In the current study, the suitability of (CH₃)AuP(CH₃)₃ as a precursor for gold deposition in FEBID was explored under UHV conditions, and gas-phase DI experiments and quantum chemical calculations were performed to aid the interpretation of the underlying electron-induced reactions. This potential precursor was found to have sufficient volatility and sufficient stability to be practical as an Au precursor in FEBID, and under the current UHV conditions, 31–34 at.% Au content was achieved at 5 keV electron energy. The Au:C compositing of the deposits was close to 1:2 and in good agreement with the average carbon loss per incident observed in the gas-phase DI experiments, where a significant contribution of the neutral counterparts was found to be (CH₃)₂Au. The phosphor, on the other hand, was found to be as good as quantitatively removed in the UHV FEBID experiments, while the average phosphor loss per DI incident in the gas phase was found to be about 0.8. The remaining 0.2 average phosphor per DI incident in the gas, however, could at large be attributed to the loss of the CH₃–Au methyl group and the formation of AuP(CH₃)₂⁺. This reaction channel was clearly not active in the UHV FEBID of (CH₃)AuP(CH₃)₃ on SiO₂.

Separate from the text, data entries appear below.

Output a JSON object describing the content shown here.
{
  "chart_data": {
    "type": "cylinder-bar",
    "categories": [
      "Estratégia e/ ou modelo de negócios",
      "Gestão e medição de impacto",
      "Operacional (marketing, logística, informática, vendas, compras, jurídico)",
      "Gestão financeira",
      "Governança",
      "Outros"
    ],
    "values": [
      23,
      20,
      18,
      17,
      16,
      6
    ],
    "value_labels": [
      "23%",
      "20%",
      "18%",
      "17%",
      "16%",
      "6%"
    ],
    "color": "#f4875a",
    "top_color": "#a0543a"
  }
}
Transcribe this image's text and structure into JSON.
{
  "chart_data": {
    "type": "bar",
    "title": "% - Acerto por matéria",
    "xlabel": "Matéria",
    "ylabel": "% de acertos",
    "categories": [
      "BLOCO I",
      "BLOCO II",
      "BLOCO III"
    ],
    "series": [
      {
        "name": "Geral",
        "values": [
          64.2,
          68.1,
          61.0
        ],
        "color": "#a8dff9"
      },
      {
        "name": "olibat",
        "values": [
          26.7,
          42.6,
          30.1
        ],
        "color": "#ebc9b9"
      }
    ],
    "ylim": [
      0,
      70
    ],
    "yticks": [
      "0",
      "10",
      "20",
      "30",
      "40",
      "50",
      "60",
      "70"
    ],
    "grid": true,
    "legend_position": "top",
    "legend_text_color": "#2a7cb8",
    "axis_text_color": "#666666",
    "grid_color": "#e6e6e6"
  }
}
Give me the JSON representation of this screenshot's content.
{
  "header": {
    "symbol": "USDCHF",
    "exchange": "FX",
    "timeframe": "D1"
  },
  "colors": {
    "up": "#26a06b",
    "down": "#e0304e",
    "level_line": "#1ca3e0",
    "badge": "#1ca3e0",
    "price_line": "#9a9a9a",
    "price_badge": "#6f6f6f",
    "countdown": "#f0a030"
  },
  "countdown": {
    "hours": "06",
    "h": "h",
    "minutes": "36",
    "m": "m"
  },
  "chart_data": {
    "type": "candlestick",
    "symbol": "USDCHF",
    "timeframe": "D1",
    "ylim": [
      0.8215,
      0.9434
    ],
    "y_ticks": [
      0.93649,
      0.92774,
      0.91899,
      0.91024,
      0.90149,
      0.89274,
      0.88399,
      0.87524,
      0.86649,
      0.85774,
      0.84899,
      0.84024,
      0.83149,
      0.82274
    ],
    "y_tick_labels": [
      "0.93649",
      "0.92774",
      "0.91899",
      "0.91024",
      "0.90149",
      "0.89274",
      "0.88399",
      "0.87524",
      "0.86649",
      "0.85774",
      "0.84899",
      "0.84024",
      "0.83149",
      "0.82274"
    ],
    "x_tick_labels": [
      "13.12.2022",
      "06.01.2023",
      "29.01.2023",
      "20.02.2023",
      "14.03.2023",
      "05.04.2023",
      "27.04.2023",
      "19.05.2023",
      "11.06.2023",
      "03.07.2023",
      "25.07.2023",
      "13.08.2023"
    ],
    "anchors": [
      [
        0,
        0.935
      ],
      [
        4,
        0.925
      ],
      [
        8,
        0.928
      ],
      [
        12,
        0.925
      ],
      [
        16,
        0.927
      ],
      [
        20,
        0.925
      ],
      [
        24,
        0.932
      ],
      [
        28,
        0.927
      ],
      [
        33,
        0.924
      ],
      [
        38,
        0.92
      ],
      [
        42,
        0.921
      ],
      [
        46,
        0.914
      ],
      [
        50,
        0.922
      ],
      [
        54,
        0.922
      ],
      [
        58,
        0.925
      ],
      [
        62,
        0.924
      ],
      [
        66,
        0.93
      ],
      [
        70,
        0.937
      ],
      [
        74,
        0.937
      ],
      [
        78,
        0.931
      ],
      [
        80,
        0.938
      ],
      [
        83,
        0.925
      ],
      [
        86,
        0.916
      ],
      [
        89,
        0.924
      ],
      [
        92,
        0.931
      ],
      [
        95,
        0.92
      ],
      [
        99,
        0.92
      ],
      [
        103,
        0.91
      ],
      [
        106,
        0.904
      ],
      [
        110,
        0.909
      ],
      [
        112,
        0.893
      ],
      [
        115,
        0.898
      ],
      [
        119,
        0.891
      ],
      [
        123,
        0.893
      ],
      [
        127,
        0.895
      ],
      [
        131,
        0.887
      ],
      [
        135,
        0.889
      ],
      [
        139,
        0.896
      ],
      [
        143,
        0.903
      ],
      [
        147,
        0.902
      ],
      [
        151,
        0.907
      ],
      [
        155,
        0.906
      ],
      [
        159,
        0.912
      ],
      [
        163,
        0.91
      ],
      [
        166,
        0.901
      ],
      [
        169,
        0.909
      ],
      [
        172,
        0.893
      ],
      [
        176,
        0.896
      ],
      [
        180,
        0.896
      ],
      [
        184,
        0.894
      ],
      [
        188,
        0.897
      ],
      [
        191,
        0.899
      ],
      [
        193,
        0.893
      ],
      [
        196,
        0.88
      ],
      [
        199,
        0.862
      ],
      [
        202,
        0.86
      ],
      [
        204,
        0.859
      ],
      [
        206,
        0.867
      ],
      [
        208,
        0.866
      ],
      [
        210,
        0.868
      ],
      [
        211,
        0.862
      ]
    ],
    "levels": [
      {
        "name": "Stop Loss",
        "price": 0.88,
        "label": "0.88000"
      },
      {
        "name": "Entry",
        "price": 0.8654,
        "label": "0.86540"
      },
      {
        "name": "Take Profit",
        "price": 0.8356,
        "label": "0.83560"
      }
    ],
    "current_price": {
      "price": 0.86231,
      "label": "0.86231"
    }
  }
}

While the Au:C:P deposit composition in the current UHV FEBID was found to be about 1:2:0, with as good as quantitative removal of the phosphor, a previous HV FEBID study reported an approximate Au:C:P:O composition of 1:2.6:0.6:0.2. The conclusions of these studies contrast with respect to the suitability of trimethylphosphine as Au(I) ligand in FEBID. Potentially, a part of the phosphor content in the HV experiment may be explained through the electron-induced oxidative formation of trimethylphosphine oxide in reactions with surface water or through reactions with residual oxygen in the chamber. However, other significant factors must also play a role. Compositions of deposits formed under UHV and HV are often significantly different, and like in the current case, the reason(s) for these differences are not obvious. Using a systematic comparison of UHV and HV deposition experiments in deciphering the root(s) of these differences may offer a valuable approach to tailoring better-suited precursors and gaining better control of the compositions of the deposits. From a more general perspective, the approach to combine different methods, namely UHV-FEBID, gas-phase DI experiments, and calculations on a quantum mechanical level proved to be powerful and yielded detailed insights into the mechanisms of electron-induced precursor dissociation and the resulting deposition process.